A pessoa sem forma, que procura uma direção, dialoga com a ideia do livre corpo molusco, em oposição ao firme corpo robusto. É uma balança entre a liberdade maleável do incerto e a segurança de algo rígido, determinado, previsível. O que é reconfortante pode se tornar sufocante e vice-versa. Quanto à nossa direção, estamos agora saindo do computador e ensaiando uma banda com mais membros, queremos rodar as casas de São Paulo e quaisquer outras cidades que nos acolham, seja para fazer show ou discotecar nossas referências. Temos muita vontade, desde sempre, de produzir conteúdo junto com outros artistas das várias cenas musicais, então isso também é algo para ir atrás.

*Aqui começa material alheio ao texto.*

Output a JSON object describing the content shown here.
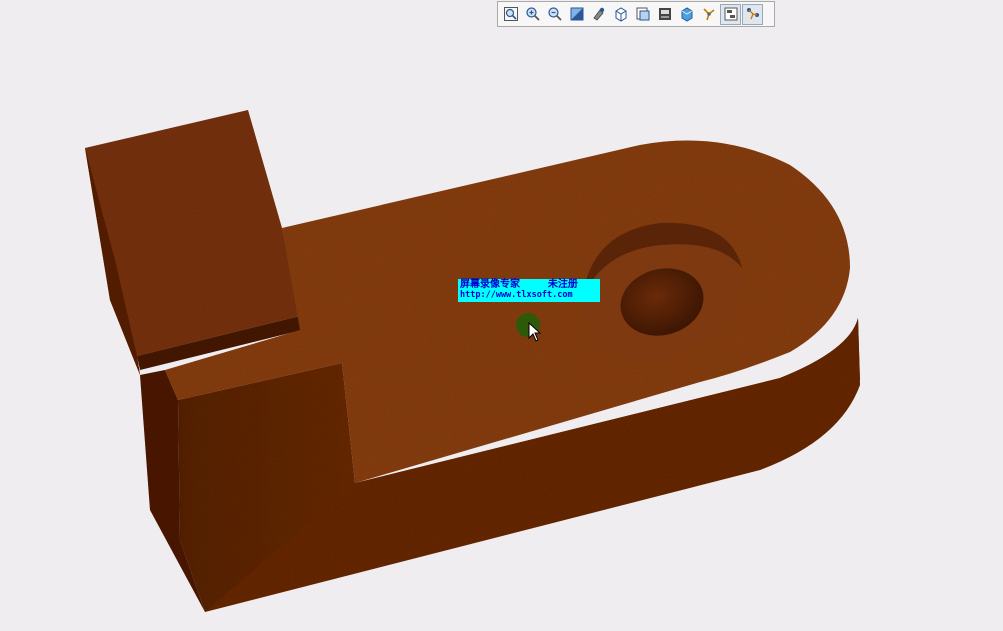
{
  "app": {
    "background_color": "#efedef",
    "model_color": "#8a3f14"
  },
  "toolbar": {
    "buttons": [
      {
        "name": "zoom-to-fit",
        "icon": "zoom-fit-icon"
      },
      {
        "name": "zoom-in",
        "icon": "zoom-in-icon"
      },
      {
        "name": "zoom-out",
        "icon": "zoom-out-icon"
      },
      {
        "name": "section-view",
        "icon": "section-view-icon"
      },
      {
        "name": "rotate-view",
        "icon": "rotate-view-icon"
      },
      {
        "name": "view-orientation",
        "icon": "view-cube-icon"
      },
      {
        "name": "display-style",
        "icon": "display-style-icon"
      },
      {
        "name": "hide-show-items",
        "icon": "hide-show-icon"
      },
      {
        "name": "apply-scene",
        "icon": "scene-icon"
      },
      {
        "name": "view-settings",
        "icon": "view-settings-icon"
      },
      {
        "name": "realview-graphics",
        "icon": "realview-icon",
        "active": true
      },
      {
        "name": "shadows-mode",
        "icon": "shadows-icon",
        "active": true
      }
    ]
  },
  "watermark": {
    "line1": "屏幕录像专家        未注册",
    "line2": "http://www.tlxsoft.com",
    "background": "#00ffff",
    "text_color": "#0000cc"
  }
}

“São Sebastião” retrata as memórias afetivas, mas em “Babel” vocês cantam: “Deixo a história proutra hora.” Gostaria de saber como é feita a escolha de quais histórias querem contar e quais histórias vocês pretendem alcançar no futuro para, em seguida, apresentar em canções.

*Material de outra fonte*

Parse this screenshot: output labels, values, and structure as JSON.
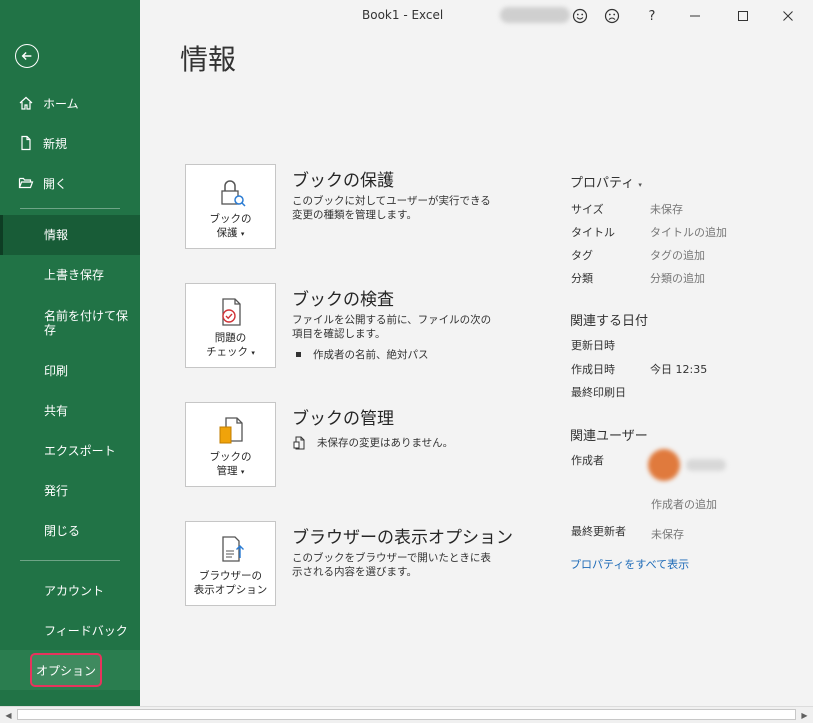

Desenvolver essa atenção aos ganchos do cotidiano pra transformar em arte é um exercício, quase muscular, de transformar o nada em algo. Desde que começamos escutar muita música e se atentar na diversidade de temas e possibilidades que existem fora da música de mercado, nossa curiosidade de desenvolver músicas divertidas sobre qualquer assunto se aguçou e a ideia geral do que somos foi vazando, transbordando aos poucos nessas sementes de composição. É quase como se a gente montasse uma engenhoca que se reveza entre o modo Antena e o modo Esponja, onde a captação de qualquer onda é captada e absorvemos todo o caldo antes de espremer e extrair o néctar do nosso interesse. Enquanto compositores nos revezamos em partes diferentes das ideias, mas somos comprometidos em criar pequenos fragmentos de ideia que durem aquele infinito de três, quatro, cinco minutos… E possa ser visitada para sempre pra se conectar com aquela primeira energia de bolar algo, ter um estalo que liga as duas peças disformes.